USA Today:
As companies get healthier, employees' average pay rises and stock prices soar, 2011 brought a year of slight raises for CEOs. While another year of raises comes off one of the biggest increases ever for executive pay in 2010, it wasn't the bonanza CEOs have seen in prior years. Meanwhile, unemployment remains high for most workers.
The annual reporting season for executive pay is in high gear. So far, the tally shows the median CEO pay in 2011 rose 2% to $9.6 million, based on 138 Standard & Poor's 500 companies that have reported CEO pay this year and that had the same CEO for all of 2010 and 2011, according to the USA TODAY analysis of data from GMI Ratings on proxies that have already been filed.
A 2% raise in 2011 might not seem like much, given some of the double-digit raises CEOs have gotten in years past and given that S&P 500 corporate profit rose 15% in 2011. But this latest raise in CEO pay comes just one year after the captains of American business saw their haul climb back toward pre-recession levels thanks to one of their biggest increases in pay in years.

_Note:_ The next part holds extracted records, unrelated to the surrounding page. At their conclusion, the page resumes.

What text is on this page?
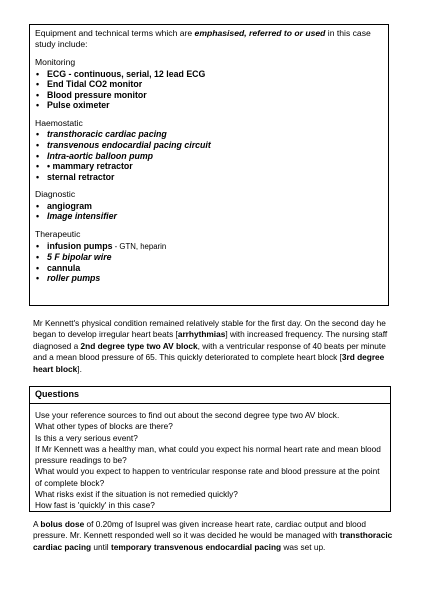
Equipment and technical terms which are emphasised, referred to or used in this case study include:
Monitoring
• ECG - continuous, serial, 12 lead ECG
• End Tidal CO2 monitor
• Blood pressure monitor
• Pulse oximeter
Haemostatic
• transthoracic cardiac pacing
• transvenous endocardial pacing circuit
• Intra-aortic balloon pump
• • mammary retractor
• sternal retractor
Diagnostic
• angiogram
• Image intensifier
Therapeutic
• infusion pumps - GTN, heparin
• 5 F bipolar wire
• cannula
• roller pumps

Mr Kennett's physical condition remained relatively stable for the first day. On the second day he began to develop irregular heart beats [arrhythmias] with increased frequency. The nursing staff diagnosed a 2nd degree type two AV block, with a ventricular response of 40 beats per minute and a mean blood pressure of 65. This quickly deteriorated to complete heart block [3rd degree heart block].

Questions
Use your reference sources to find out about the second degree type two AV block.
What other types of blocks are there?
Is this a very serious event?
If Mr Kennett was a healthy man, what could you expect his normal heart rate and mean blood pressure readings to be?
What would you expect to happen to ventricular response rate and blood pressure at the point of complete block?
What risks exist if the situation is not remedied quickly?
How fast is 'quickly' in this case?

A bolus dose of 0.20mg of Isuprel was given increase heart rate, cardiac output and blood pressure. Mr. Kennett responded well so it was decided he would be managed with transthoracic cardiac pacing until temporary transvenous endocardial pacing was set up.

Meanwhile, CEO pay continues to escalate even as companies only slowly add to their payrolls. Despite some hiring growth, the unemployment rate remains stubbornly high at 8.3% in February. Employees are starting to see some wage growth, too. Average weekly earnings for all employees rose 2.7% in 2011, based on data from the Bureau of Labor Statistics. Real average weekly earnings, which are adjusted for inflation, though, have fallen 1.2% from the October 2010 peak through February, the latest data available.